We compute a composite score:

  • Volume: raw mention count, weighted by KOL tier
  • Velocity: rate of change in mentions over 24h/7d windows
  • Sentiment: LLM-classified as bullish/bearish/neutral
  • Engagement: likes, retweets, replies normalized by KOL follower count

The final score is a weighted blend, calibrated against historical token performance to minimize false positives.

Challenges We Solved

Rate limiting at scale — 12K accounts across multiple platforms means aggressive rate limit management. We use adaptive backoff with priority queues — high-tier KOLs get refreshed more frequently.

LLM cost control — Running every post through GPT-4 is prohibitively expensive. We use a tiered approach: fast classifier (fine-tuned small model) for filtering, large model only for synthesis and user-facing summaries.

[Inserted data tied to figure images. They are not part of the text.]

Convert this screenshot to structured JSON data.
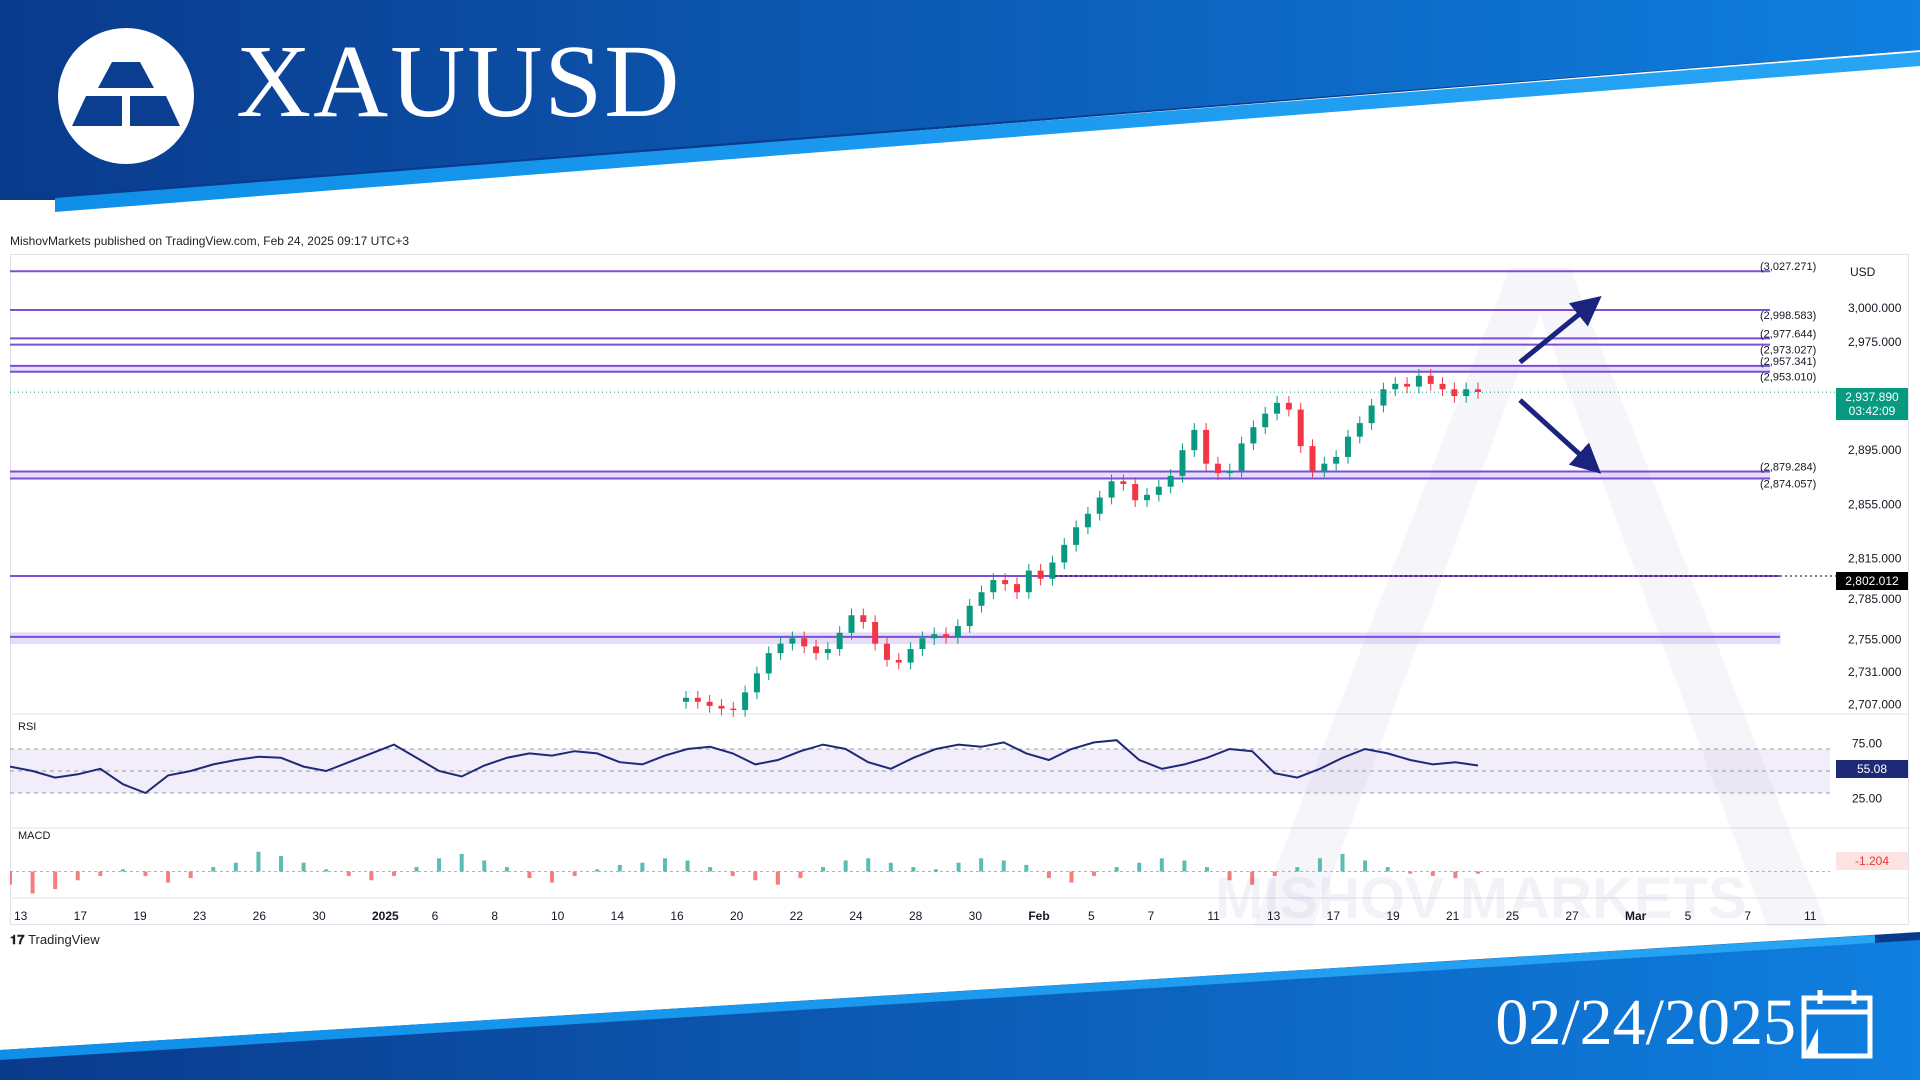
{
  "header": {
    "symbol": "XAUUSD",
    "date": "02/24/2025",
    "logo_icon": "gold-bars-icon",
    "calendar_icon": "calendar-icon"
  },
  "published_line": "MishovMarkets published on TradingView.com, Feb 24, 2025 09:17 UTC+3",
  "currency": "USD",
  "footer_brand": "TradingView",
  "watermark": "MISHOV MARKETS",
  "colors": {
    "banner_dark": "#0a3a8c",
    "banner_light": "#0f7fe0",
    "level_line": "#7b4fd6",
    "candle_up": "#089981",
    "candle_down": "#f23645",
    "rsi_line": "#1e2a78",
    "arrow": "#1a237e"
  },
  "price_tags": {
    "current_price": "2,937.890",
    "countdown": "03:42:09",
    "support_price": "2,802.012",
    "rsi_value": "55.08",
    "macd_value": "-1.204"
  },
  "chart_data": {
    "type": "candlestick",
    "price_axis": {
      "ylim": [
        2700,
        3040
      ],
      "ticks": [
        "3,000.000",
        "2,975.000",
        "2,895.000",
        "2,855.000",
        "2,815.000",
        "2,785.000",
        "2,755.000",
        "2,731.000",
        "2,707.000"
      ],
      "tick_values": [
        3000,
        2975,
        2895,
        2855,
        2815,
        2785,
        2755,
        2731,
        2707
      ]
    },
    "x_axis": {
      "tick_labels": [
        "13",
        "17",
        "19",
        "23",
        "26",
        "30",
        "2025",
        "6",
        "8",
        "10",
        "14",
        "16",
        "20",
        "22",
        "24",
        "28",
        "30",
        "Feb",
        "5",
        "7",
        "11",
        "13",
        "17",
        "19",
        "21",
        "25",
        "27",
        "Mar",
        "5",
        "7",
        "11"
      ]
    },
    "levels": [
      {
        "value": 3027.271,
        "label": "(3,027.271)"
      },
      {
        "value": 2998.583,
        "label": "(2,998.583)"
      },
      {
        "value": 2977.644,
        "label": "(2,977.644)"
      },
      {
        "value": 2973.027,
        "label": "(2,973.027)"
      },
      {
        "value": 2957.341,
        "label": "(2,957.341)"
      },
      {
        "value": 2953.01,
        "label": "(2,953.010)"
      },
      {
        "value": 2879.284,
        "label": "(2,879.284)"
      },
      {
        "value": 2874.057,
        "label": "(2,874.057)"
      },
      {
        "value": 2802.012,
        "label": ""
      },
      {
        "value": 2757.0,
        "label": ""
      }
    ],
    "close_series": [
      2712,
      2709,
      2706,
      2704,
      2703,
      2716,
      2730,
      2745,
      2752,
      2756,
      2750,
      2745,
      2748,
      2760,
      2773,
      2768,
      2752,
      2740,
      2738,
      2748,
      2756,
      2759,
      2757,
      2765,
      2780,
      2790,
      2799,
      2796,
      2790,
      2806,
      2800,
      2812,
      2825,
      2838,
      2848,
      2860,
      2872,
      2870,
      2858,
      2862,
      2868,
      2876,
      2895,
      2910,
      2885,
      2878,
      2880,
      2900,
      2912,
      2922,
      2930,
      2925,
      2898,
      2880,
      2885,
      2890,
      2905,
      2915,
      2928,
      2940,
      2944,
      2942,
      2950,
      2944,
      2940,
      2935,
      2940,
      2938
    ],
    "rsi": {
      "label": "RSI",
      "ylim": [
        0,
        100
      ],
      "ticks": [
        "75.00",
        "25.00"
      ],
      "tick_values": [
        75,
        25
      ],
      "band": [
        70,
        30
      ],
      "current": 55.08,
      "values": [
        54,
        50,
        44,
        47,
        52,
        38,
        30,
        46,
        50,
        56,
        60,
        63,
        62,
        54,
        50,
        58,
        66,
        74,
        62,
        50,
        45,
        55,
        62,
        66,
        64,
        68,
        66,
        58,
        56,
        64,
        70,
        72,
        66,
        56,
        60,
        68,
        74,
        70,
        58,
        52,
        62,
        70,
        74,
        72,
        76,
        66,
        60,
        70,
        76,
        78,
        60,
        52,
        56,
        62,
        70,
        68,
        48,
        44,
        52,
        62,
        70,
        66,
        60,
        56,
        58,
        55
      ]
    },
    "macd": {
      "label": "MACD",
      "current": -1.204,
      "hist": [
        -6,
        -10,
        -8,
        -4,
        -2,
        1,
        -2,
        -5,
        -3,
        2,
        4,
        9,
        7,
        4,
        1,
        -2,
        -4,
        -2,
        2,
        6,
        8,
        5,
        2,
        -3,
        -5,
        -2,
        1,
        3,
        4,
        6,
        5,
        2,
        -2,
        -4,
        -6,
        -3,
        2,
        5,
        6,
        4,
        2,
        1,
        4,
        6,
        5,
        3,
        -3,
        -5,
        -2,
        2,
        4,
        6,
        5,
        2,
        -4,
        -6,
        -2,
        2,
        6,
        8,
        5,
        2,
        -1,
        -2,
        -3,
        -1
      ]
    }
  }
}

Temporal relevance decay — A tweet from 6 hours ago matters more than one from 6 days ago. Our scoring applies exponential decay, tuned per-platform (Twitter content decays faster than long-form Telegram posts).

What's Next

We're adding cross-platform narrative tracking — detecting when the same narrative (e.g., "RWA season") spreads across platforms and identifying the originating KOLs. This will power BD Agent's campaign timing recommendations.